Вера сообщила старшему надсмотрщику, кого именно ей необходимо предоставить для допроса, и потребовала выделить отдельное помещение. Надсмотрщик озадаченно отвесил свою непомерно выдвинутую челюсть и беспомощно осмотрел коридор, в котором они стояли. Поняв, что следователя это помещение не устраивает, заметно волнуясь, он стал думать, где именно ему усадить следователя на их тесной и грязной каторге, расположенной в подвале старой многоэтажки. Потом, клацнув челюстью, радостно сообщил о найденном решении:
– Ыдытэ моа комната.
Вера последовала за решительно ступившим вперед надсмотрщиком. Для древних этот подвал был местом хранения велосипедов, закаток и почти ненужных старых вещей.
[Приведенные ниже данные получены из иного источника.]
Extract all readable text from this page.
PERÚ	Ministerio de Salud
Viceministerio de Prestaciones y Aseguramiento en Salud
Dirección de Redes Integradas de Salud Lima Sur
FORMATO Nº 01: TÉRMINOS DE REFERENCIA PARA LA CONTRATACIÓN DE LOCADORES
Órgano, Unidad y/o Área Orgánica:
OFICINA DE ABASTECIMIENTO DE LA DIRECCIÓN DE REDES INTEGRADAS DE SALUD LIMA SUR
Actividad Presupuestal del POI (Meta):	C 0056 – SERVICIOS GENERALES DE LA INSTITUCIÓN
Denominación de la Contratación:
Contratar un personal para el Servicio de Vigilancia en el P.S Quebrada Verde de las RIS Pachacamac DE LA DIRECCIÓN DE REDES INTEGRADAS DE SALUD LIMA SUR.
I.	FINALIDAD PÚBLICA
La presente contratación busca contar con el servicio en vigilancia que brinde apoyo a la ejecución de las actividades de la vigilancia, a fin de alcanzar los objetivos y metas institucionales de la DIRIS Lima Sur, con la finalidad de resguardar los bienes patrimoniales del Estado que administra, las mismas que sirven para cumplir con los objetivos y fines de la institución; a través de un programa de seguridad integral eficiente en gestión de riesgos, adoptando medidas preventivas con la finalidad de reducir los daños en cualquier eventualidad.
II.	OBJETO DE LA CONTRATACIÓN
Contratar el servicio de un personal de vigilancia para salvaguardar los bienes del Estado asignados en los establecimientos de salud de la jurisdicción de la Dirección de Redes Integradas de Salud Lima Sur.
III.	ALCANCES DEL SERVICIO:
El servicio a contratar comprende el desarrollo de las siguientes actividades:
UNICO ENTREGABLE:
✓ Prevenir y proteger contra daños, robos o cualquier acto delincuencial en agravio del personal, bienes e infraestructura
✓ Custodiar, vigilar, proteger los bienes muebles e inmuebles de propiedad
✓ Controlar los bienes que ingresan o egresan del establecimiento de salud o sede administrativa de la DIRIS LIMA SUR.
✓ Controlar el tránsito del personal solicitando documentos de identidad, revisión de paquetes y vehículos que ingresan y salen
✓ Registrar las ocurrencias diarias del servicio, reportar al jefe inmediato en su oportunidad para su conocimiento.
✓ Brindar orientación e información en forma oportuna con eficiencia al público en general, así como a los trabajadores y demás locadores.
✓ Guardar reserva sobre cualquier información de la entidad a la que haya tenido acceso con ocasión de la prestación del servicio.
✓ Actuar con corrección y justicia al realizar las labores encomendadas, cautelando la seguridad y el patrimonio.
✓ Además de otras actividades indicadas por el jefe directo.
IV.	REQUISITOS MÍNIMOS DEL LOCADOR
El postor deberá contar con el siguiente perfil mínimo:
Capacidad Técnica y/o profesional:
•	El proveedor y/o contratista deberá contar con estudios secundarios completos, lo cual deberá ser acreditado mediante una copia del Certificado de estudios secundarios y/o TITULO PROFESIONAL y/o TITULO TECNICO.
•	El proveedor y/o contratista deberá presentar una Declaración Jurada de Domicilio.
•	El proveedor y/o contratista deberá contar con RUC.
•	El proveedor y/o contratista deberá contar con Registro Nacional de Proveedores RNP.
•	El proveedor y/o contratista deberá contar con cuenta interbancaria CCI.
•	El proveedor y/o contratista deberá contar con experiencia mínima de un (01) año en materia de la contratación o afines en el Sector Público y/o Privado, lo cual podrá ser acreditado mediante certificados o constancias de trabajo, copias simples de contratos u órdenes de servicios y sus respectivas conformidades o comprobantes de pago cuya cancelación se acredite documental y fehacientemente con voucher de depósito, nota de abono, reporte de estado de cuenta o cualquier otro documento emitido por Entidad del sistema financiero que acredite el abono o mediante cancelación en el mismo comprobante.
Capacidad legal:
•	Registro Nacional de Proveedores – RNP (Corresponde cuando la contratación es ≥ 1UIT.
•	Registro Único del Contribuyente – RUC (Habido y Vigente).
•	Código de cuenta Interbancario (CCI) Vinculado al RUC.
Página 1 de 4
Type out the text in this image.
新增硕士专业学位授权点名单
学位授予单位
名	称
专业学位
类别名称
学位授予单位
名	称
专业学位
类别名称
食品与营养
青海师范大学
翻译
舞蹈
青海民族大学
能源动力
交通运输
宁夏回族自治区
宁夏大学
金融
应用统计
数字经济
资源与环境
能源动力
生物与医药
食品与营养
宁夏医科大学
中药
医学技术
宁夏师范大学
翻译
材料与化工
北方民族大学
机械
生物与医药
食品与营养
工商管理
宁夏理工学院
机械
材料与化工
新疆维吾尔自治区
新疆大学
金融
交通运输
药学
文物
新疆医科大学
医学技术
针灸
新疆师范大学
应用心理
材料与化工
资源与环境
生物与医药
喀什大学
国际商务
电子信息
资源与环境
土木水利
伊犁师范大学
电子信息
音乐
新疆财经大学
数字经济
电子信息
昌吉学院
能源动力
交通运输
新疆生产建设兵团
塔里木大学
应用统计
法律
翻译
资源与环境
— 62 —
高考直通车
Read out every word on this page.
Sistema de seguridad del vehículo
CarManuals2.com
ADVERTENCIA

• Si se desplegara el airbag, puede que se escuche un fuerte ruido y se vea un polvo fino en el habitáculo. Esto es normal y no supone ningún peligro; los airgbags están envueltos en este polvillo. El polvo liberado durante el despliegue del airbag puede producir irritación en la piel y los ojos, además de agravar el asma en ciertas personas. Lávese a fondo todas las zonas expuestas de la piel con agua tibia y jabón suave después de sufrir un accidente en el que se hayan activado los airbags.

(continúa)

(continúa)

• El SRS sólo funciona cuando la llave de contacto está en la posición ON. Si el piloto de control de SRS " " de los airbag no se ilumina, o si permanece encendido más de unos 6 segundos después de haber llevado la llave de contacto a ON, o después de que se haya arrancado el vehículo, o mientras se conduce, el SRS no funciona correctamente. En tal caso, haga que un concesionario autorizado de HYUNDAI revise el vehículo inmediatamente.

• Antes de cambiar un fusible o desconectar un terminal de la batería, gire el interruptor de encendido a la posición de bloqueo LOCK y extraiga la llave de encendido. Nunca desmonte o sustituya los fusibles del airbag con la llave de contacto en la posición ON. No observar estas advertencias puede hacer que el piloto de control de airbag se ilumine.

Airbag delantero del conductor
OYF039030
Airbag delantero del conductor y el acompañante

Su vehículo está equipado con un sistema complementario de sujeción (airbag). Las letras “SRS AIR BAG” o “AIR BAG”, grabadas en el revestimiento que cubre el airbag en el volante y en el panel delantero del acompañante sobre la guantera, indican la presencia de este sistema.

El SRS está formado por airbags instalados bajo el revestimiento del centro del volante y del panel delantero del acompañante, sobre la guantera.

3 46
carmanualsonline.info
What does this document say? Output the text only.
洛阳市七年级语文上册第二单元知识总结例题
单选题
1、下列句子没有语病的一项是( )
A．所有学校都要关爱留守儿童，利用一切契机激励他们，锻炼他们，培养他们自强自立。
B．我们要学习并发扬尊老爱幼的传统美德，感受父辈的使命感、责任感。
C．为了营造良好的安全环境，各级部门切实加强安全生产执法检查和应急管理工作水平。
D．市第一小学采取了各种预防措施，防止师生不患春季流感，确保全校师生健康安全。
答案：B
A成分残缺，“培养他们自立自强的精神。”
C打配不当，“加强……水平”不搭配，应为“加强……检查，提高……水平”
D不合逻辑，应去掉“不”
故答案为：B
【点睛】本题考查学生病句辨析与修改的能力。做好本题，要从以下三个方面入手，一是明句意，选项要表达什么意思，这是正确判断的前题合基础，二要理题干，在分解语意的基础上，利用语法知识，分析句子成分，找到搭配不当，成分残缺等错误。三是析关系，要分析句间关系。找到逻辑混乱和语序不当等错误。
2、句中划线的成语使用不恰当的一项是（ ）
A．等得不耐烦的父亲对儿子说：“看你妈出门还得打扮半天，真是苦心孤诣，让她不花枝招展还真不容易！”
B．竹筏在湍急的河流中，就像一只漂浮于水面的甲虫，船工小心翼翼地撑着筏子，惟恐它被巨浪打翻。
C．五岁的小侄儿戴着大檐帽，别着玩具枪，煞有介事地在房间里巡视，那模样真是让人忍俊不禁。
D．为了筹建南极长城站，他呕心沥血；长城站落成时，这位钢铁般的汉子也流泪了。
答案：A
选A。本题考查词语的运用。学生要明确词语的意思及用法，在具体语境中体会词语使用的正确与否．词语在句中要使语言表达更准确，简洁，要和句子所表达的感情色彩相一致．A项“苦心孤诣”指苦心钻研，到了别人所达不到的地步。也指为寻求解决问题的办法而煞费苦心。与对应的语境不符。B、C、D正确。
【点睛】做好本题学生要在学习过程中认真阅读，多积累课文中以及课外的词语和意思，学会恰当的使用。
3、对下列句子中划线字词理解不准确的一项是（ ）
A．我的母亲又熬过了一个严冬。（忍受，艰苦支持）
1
Теперь же маленькие подвальчики стали отдельными камерами каторжан. Лишь в добротных дверях, усиленных их прежними владельцами против подвальных воров и запираемых теперь снаружи на крепкие засовы, были проделаны зарешеченные оконца для вентиляции и постоянного наблюдения за узниками. Да полки, на которых раньше расставлялись пустые и наполненные домашними консервами банки, были давно переделаны для нар. По освещенным промасленными лучинами коридорам прохаживались охранники, заглядывая через оконца в мрачные, освещенные только светом из коридоров, камеры, в каждой из которых теснилось по десятку узников – мужчин и женщин. По коридорам также ходили и ползали выпущенные из камер каторжане, вынося параши, раздавая скудный паек и делая разную мелкую работу по заданию надсмотрщиков. В руках у надсмотрщиков были дубины или длинные палки, которыми они прямо через решетки «наводили порядок» в камерах.
Вот и теперь двое надсмотрщиков с безобразными лицами ухохатывались около одной из камер, пытаясь ударить содержавшихся там узников просунутой через прутья решетчатого окна палкой. Судя по крикам, в камере дрались два узника-мужчины, не поделив между собой сокамерницу. Даже здесь, в двух шагах от смерти, в условиях невыносимой скученности, люди пытались завести подобие семейных отношений. А для надсмотрщиков было особым удовольствием устраивать реалити-шоу, перебрасывая заключенных из камеры в камеру, сводя и разбивая пары, забрасывая одну женщину к десятку мужчин или наоборот…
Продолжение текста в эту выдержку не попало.